La matière est la seule réalité : telle est l’idée maîtresse de la doctrine matérialiste. Il en résulte que la conscience ne devrait pas exister. Or la conscience existe bel et bien. Une querelle entre dualisme -conscience et matière – dure depuis des siècles. Je suggère dans ce chapitre de la dépasser.
Historiquement, le matérialisme scientifique est né d’un rejet du dualisme mécaniste qui définissait la matière comme inconsciente et l’âme comme immatérielle. Le désir d’éliminer l’âme et Dieu fut un motif important de ce rejet.
Le philosophe matérialiste Daniel Dennett a publié en 1991 un livre intitulé la conscience expliquée où il expose que vue la façon dont le dualisme se vautre dans le mystère, accepter le dualisme c’est renoncer. Cette règle est tout à fait dogmatique.
Francis Crick a consacré des décennies à tenter d’expliquer mécaniquement la conscience. Comme Dennett il était un athée militant. Ils expliquait que vos souvenirs et vos ambitions etc… ne sont que le comportement d’un vaste assemblage de cellules nerveuses et de molécules qui y sont associées.

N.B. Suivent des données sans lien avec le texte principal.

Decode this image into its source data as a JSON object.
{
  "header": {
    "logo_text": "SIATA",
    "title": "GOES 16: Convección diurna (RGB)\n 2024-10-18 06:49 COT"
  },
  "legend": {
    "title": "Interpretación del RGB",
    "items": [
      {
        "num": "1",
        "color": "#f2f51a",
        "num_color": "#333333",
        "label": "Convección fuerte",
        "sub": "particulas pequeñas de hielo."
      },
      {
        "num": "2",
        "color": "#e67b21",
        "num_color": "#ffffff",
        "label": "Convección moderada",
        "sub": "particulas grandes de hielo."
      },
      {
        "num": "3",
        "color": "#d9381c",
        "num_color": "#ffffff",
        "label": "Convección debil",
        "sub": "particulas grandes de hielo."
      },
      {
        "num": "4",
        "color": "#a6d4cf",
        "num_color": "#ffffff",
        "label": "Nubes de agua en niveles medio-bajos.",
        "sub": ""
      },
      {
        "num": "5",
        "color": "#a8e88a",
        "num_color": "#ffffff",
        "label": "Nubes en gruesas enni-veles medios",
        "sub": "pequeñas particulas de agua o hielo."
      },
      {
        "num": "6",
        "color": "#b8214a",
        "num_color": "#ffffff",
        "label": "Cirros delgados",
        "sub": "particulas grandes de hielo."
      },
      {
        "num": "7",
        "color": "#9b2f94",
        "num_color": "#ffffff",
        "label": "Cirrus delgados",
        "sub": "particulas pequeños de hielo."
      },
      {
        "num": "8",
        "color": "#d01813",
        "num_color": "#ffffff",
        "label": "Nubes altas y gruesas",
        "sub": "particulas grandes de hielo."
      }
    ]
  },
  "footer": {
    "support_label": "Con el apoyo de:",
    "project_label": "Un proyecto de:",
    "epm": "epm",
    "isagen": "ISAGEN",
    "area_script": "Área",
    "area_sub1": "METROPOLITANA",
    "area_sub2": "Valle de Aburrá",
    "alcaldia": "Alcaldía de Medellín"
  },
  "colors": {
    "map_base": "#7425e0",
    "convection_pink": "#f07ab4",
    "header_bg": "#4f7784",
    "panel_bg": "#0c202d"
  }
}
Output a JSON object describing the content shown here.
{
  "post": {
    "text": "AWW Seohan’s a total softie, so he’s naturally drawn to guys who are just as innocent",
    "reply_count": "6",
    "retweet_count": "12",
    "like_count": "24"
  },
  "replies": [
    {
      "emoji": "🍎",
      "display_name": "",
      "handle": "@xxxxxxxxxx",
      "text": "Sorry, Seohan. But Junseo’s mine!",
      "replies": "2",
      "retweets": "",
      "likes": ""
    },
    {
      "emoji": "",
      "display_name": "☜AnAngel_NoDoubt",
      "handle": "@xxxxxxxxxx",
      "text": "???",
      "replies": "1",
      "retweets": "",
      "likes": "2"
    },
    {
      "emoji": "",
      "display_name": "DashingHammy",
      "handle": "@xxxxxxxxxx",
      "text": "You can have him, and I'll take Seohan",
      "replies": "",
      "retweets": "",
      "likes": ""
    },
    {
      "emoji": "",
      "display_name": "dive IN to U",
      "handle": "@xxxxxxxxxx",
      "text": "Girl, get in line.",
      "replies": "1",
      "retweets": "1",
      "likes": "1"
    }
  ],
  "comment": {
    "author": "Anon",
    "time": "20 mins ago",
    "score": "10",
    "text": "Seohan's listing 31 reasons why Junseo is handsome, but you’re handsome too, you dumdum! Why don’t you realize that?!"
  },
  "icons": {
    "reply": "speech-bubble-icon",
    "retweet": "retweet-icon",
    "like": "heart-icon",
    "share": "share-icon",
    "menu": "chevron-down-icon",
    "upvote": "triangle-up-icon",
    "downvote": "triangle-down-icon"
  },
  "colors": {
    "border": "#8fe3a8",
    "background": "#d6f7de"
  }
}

La science officielle n’a pas toujours été matérialiste et au XVII ième siècle les fondateurs de la science mécaniste étaient des dualistes chrétiens. En créant ce gouffre entre matière et esprit ils pensaient renforcer l’argument en faveur de l’âme humaine et de son immortalité. On appelle souvent ce dualisme le dualisme cartésien avec l’esprit humain essentiellement immatériel et désincarné et le corps comme une machine faite de matière inconsciente.
L’argument le plus fort en faveur du matérialisme repose sur l’incapacité du dualisme à expliquer comment l’esprit matériel fonctionne et interagit avec le cerveau. L’argument le plus fort en faveur du dualisme repose sur l’invraisemblance et les contradictions internes du matérialisme.
Un esprit niant sa propre réalité ( 188-192)
Matérialisme et physicalisme sont à peu près similaires mais alors que le premier affirme que toute réalité est matérielle, le second affirme qu’elle est physique et comprend donc l’énergie et les champs aussi bien que la matière. En pratique les matérialistes pensent de même. J’emploierai le terme le plus habituel de « matérialiste » pour désigner l’un comme l’autre.
Il y a plusieurs écoles de pensée dans la philosophie matérialiste. La position la plus extrême se nomme « matérialisme exclusif » . Le philosophe Paul Churchland affirme que l’esprit n’est rien d’autre que ce qui se passe dans le cerveau. La conscience est seulement un aspect d’une activité cérébrale.
D’autres matérialistes sont « épiphénoménistes » : la conscience existe mais ils la considèrent comme un sous-produit inutile de l’activité du cerveau, un épiphénomène, une ombre.T.H. Huxley fut l’un des premiers défenseurs de cette thèse en 1874 : l’expérience consciente n’a aucun effet sur le monde réel : « nous sommes des automates conscients » concluait-il.
Forme de matérialisme plus récente, la « psychologie cognitive » a dominé la psychologie universitaire anglo-saxonne à la fin du XXième siècle. Elle voit dans le cerveau un ordinateur et dans l’activité mentale un traitement d’information.
Certains philosophes, John Searle par exemple, pensent que l’esprit peut émerger de la matière, celle-ci émergeant à différents niveaux de complexité chaque niveau supérieur présentant des propriétés ne figurant pas dans les niveaux inférieurs. Par exemple les molécules d’eau sont fondamentalement différentes des atomes d’hydrogène ou d’oxygène. De la même façon, la conscience est une propriété physique émergeant du cerveau.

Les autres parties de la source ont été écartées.